Ces papiers d'Amérique(s) sont aussi à leur manière les papiers d'un jour.

Un journal, peut-être ? Un carnet, plus sûrement. Des notes et des impressions. Des textes gouvernés par la circonstance. Improvisés quand il faut. Mal écrits souvent, à la hâte ou sur le vif.

D’une intention encore mal éclaircie. Ils (se) cherchent moins quelque patronage littéraire qu'à découvrir cette intention.

Des papiers, encore. Drôle de matière. Moins emblème que dissonance, lorsqu’on les mesure à leurs ponctuations numériques.

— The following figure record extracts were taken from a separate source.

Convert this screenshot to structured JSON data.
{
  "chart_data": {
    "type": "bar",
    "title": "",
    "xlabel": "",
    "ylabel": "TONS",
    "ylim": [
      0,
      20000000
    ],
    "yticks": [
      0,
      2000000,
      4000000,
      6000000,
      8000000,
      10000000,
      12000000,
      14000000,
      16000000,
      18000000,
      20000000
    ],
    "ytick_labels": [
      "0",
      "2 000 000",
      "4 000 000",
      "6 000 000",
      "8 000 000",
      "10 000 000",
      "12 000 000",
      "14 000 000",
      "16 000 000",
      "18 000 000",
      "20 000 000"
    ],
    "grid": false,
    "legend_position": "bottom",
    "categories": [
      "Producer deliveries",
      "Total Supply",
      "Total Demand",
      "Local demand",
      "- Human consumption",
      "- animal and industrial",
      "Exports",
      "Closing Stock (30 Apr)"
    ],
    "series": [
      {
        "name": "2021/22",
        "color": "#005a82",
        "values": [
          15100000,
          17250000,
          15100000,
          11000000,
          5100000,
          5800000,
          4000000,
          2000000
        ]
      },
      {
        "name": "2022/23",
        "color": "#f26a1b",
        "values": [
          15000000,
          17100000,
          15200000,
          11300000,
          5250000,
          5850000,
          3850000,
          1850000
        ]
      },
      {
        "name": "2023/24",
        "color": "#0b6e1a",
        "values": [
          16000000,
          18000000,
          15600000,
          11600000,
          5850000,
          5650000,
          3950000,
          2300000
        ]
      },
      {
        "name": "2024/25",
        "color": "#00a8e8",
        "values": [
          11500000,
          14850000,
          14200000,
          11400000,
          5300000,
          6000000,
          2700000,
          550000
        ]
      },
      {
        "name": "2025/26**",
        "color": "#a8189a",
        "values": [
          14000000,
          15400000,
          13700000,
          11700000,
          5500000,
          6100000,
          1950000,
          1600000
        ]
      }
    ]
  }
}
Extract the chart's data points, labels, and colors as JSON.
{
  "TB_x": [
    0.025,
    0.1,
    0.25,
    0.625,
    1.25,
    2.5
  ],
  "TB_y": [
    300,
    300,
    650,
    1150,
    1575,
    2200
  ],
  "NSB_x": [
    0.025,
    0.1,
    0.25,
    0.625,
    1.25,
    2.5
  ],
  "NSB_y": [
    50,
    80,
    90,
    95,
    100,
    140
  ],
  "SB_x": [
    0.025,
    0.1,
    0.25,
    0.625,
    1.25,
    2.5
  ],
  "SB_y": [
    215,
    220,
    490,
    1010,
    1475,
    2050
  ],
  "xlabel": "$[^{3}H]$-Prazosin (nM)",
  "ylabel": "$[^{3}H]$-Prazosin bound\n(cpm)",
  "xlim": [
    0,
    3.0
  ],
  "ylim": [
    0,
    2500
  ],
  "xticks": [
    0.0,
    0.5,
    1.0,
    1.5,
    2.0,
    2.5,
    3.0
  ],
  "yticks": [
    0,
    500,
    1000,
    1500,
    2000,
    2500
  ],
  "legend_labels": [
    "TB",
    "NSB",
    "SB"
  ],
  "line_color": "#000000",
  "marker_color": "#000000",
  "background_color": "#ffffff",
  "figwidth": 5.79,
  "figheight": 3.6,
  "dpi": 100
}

Il arrive toutefois qu'ils s’accordent avec le sens qu'ils possèdent en langue anglaise. Ils (re)deviennent alors une catégorie du discours.

Ce sont généralement plutôt des brèves, des citations ou des gloses. Des bouts d'expérience, qui deviennent par accident métaphores. Des morceaux d'actualité. Et pour tout dire, les digressions y occupent le centre.

Les dates qui leur répondent, aléatoires ou affectives, ne tiennent elles-mêmes que de fendre un peu des événements de nature très diverse, intimes ou publics, quelconques - incertains.

Pour l'essentiel, tout y est vu d'ici.

dimanche 2 mai 2021

DÉCOLONISER L'ESPRIT

      Autre lieu commun du débat comme les x ou y « systémiques » énumérés et dénoncés ad libitum : la décolonisation des savoirs, des arts, des musées, des bibliothèques, cet ancien mot d’ordre des Culture Wars qui s’esquisse au moins au cours des années 80 et dont une part majeure revient par ailleurs à l’Amérique latine. L’irritation certaine à voir convoquer des déclarations d’auteurs, notamment français, sur la critique des savoirs. Bourdieu par exemple. Ce faisant, on confond plusieurs niveaux. Et dans le cas du sociologue, pour rappel, son travail commence en anthropologie, et militera souvent pour réduire les divisions institutionnelles entre anthropologie et sociologie. Il débute par l’anthropologie et se tient de manière inséparable des enquêtes sur l’Algérie au moment le plus critique de son histoire. Le décolonisation ressortit en l’occurrence à la critique épistémologique, travaille à objectiver l’ethnocentrisme des connaissances et des catégories en usage. Deuxième aspect : la décolonisation est relayée par la thématique des injustices épistémiques (Miranda Fricker) voire des oppressions épistémiques, etc. Le dernier versant, c’est le programme strictement idéologique, la décolonisation devenue décolonialisme comme prise de pouvoir ; investir l’espace académique, occuper des postes, orienter les recrutements et remodeler les curricula. Mais ce que j’en entends ne ressortit pas uniquement à la réparation ou à la reconnaissance de la diversité des savoirs ; par l’utopie de la cancel culture une attitude plus radicale de purge et d’éradication des corpus occidentaux. À ce stade, la difficulté c’est également la conversion de l’argument en pensée-slogan : l’occasion par excellence de ne pas penser les enjeux qui devraient l’accompagner. La décolonisation devient un processus hyper-politisé, mais elle disparaît comme question critique. Le résultat en est l’accumulation de niaiseries («  décoloniser les mathématiques » ou « décoloniser la lumière », etc.).